There is no real-world evidence that human-made greenhouse gas emissions—especially trace amounts from agriculture—have replaced the powerful natural forces responsible for past climate change.
They increasingly realize that to achieve the same yields, organic and subsistence farming require more land than modern, mechanized agriculture—land that would otherwise become a habitat for wildlife.
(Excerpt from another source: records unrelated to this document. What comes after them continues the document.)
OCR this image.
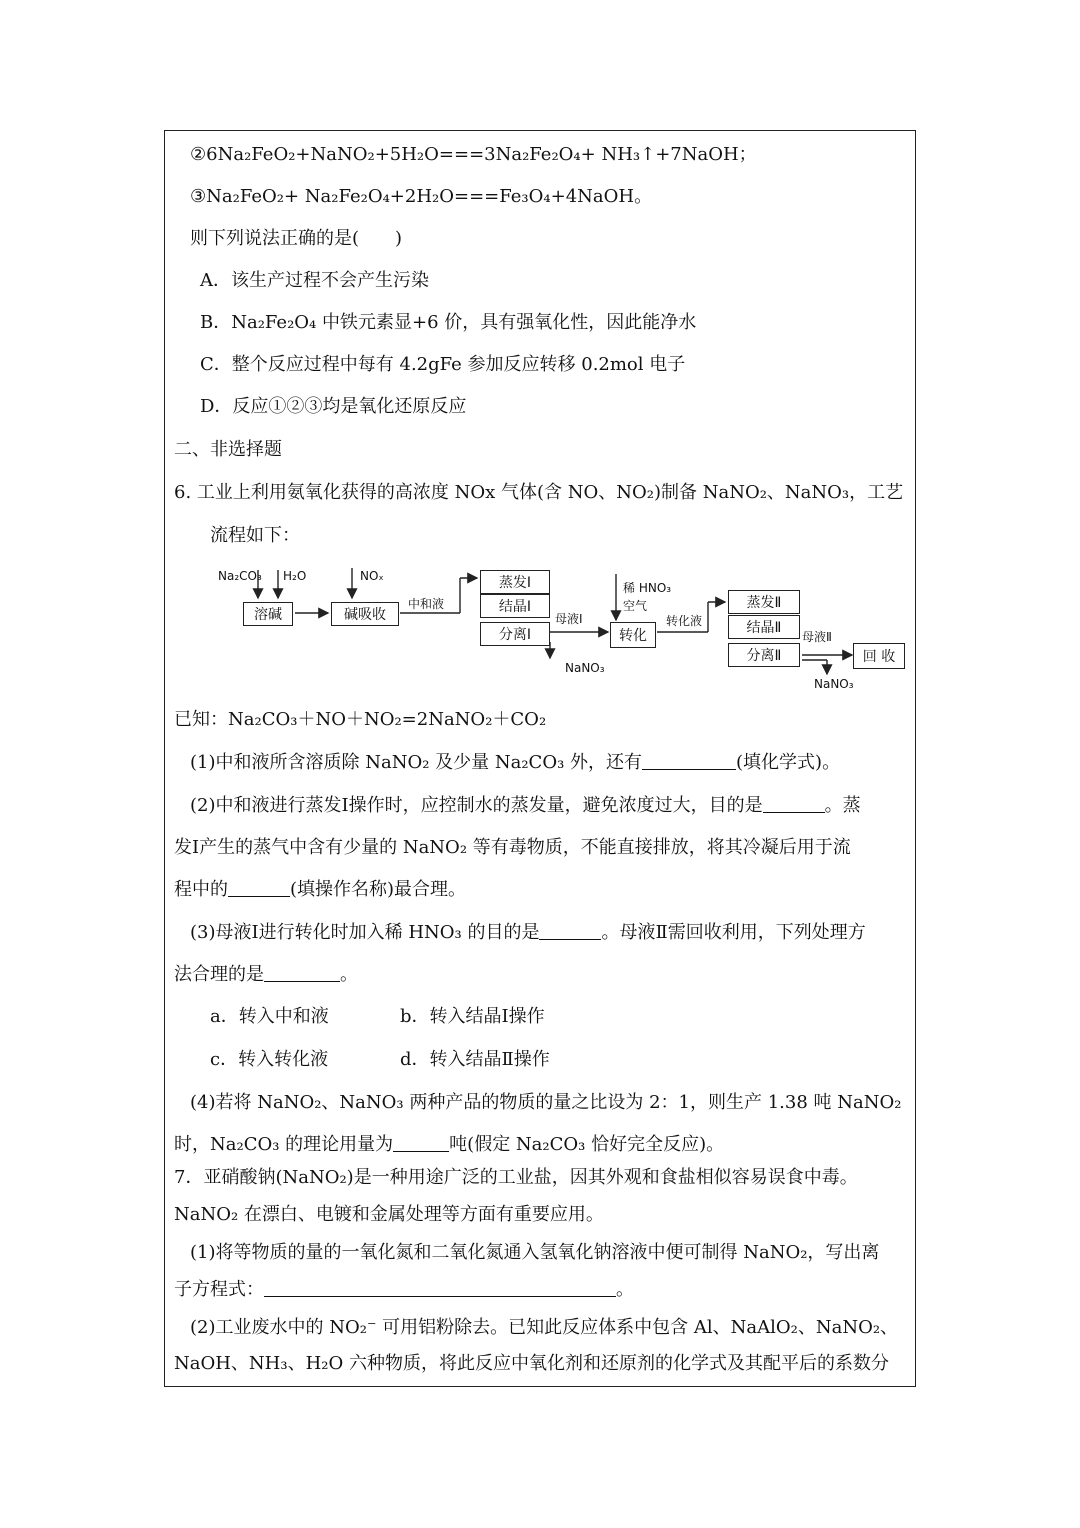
②6Na₂FeO₂+NaNO₂+5H₂O===3Na₂Fe₂O₄+ NH₃↑+7NaOH；
③Na₂FeO₂+ Na₂Fe₂O₄+2H₂O===Fe₃O₄+4NaOH。
则下列说法正确的是(　　)
A．该生产过程不会产生污染
B．Na₂Fe₂O₄ 中铁元素显+6 价，具有强氧化性，因此能净水
C．整个反应过程中每有 4.2gFe 参加反应转移 0.2mol 电子
D．反应①②③均是氧化还原反应
二、非选择题
6. 工业上利用氨氧化获得的高浓度 NOx 气体(含 NO、NO₂)制备 NaNO₂、NaNO₃，工艺
流程如下：
Na₂CO₃ H₂O	NOₓ
溶碱	碱吸收
中和液
蒸发Ⅰ
结晶Ⅰ
分离Ⅰ
NaNO₃
母液Ⅰ
稀 HNO₃
空气
转化
转化液
蒸发Ⅱ
结晶Ⅱ
分离Ⅱ
母液Ⅱ
回 收
NaNO₃
已知：Na₂CO₃＋NO＋NO₂=2NaNO₂＋CO₂
(1)中和液所含溶质除 NaNO₂ 及少量 Na₂CO₃ 外，还有	(填化学式)。
(2)中和液进行蒸发Ⅰ操作时，应控制水的蒸发量，避免浓度过大，目的是	。蒸
发Ⅰ产生的蒸气中含有少量的 NaNO₂ 等有毒物质，不能直接排放，将其冷凝后用于流
程中的	(填操作名称)最合理。
(3)母液Ⅰ进行转化时加入稀 HNO₃ 的目的是	。母液Ⅱ需回收利用，下列处理方
法合理的是	。
a．转入中和液	b．转入结晶Ⅰ操作
c．转入转化液	d．转入结晶Ⅱ操作
(4)若将 NaNO₂、NaNO₃ 两种产品的物质的量之比设为 2：1，则生产 1.38 吨 NaNO₂
时，Na₂CO₃ 的理论用量为	吨(假定 Na₂CO₃ 恰好完全反应)。
7．亚硝酸钠(NaNO₂)是一种用途广泛的工业盐，因其外观和食盐相似容易误食中毒。
NaNO₂ 在漂白、电镀和金属处理等方面有重要应用。
(1)将等物质的量的一氧化氮和二氧化氮通入氢氧化钠溶液中便可制得 NaNO₂，写出离
子方程式：	。
(2)工业废水中的 NO₂⁻ 可用铝粉除去。已知此反应体系中包含 Al、NaAlO₂、NaNO₂、
NaOH、NH₃、H₂O 六种物质，将此反应中氧化剂和还原剂的化学式及其配平后的系数分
Plowing these habitats destroys plant and animal diversity.
Locking in fossil fuels and relying instead on biofuels and plant feedstocks to produce thousands of basic products will require more land.
The same goes for mining vast quantities of metals and minerals to create wind, solar and battery technology.
The most important thing is, They understand that humans today have more wealth, more knowledge, better technology and resources than any previous generation.
It is simply ridiculous to suggest that we cannot adapt to climate change, or survive and recover from extreme weather events.
To suggest that farmers should revert to…or continue to cling to…ancient agricultural practices and technologies—to save the world from computer-generated man-made climate catastrophe—is ecological imperialism at its most lethal.
South Africa's electricity minister recently said South Africa would not “become a guinea pig for the global Green New Deal”.
Hopefully all developing countries will soon adopt the same attitude towards anarchists who use the world's poor as guinea pigs for global agriculture and nutrition experiments.
Popular photo on Unsplash by Annie Spratt
Paul Driessen is a senior policy analyst at the Committee for a Constructive Tomorrow (www.CFACT.org) and author Eco-imperialism: green power, the Black Deathand other books and articles on energy, environment, climate and human rights issues.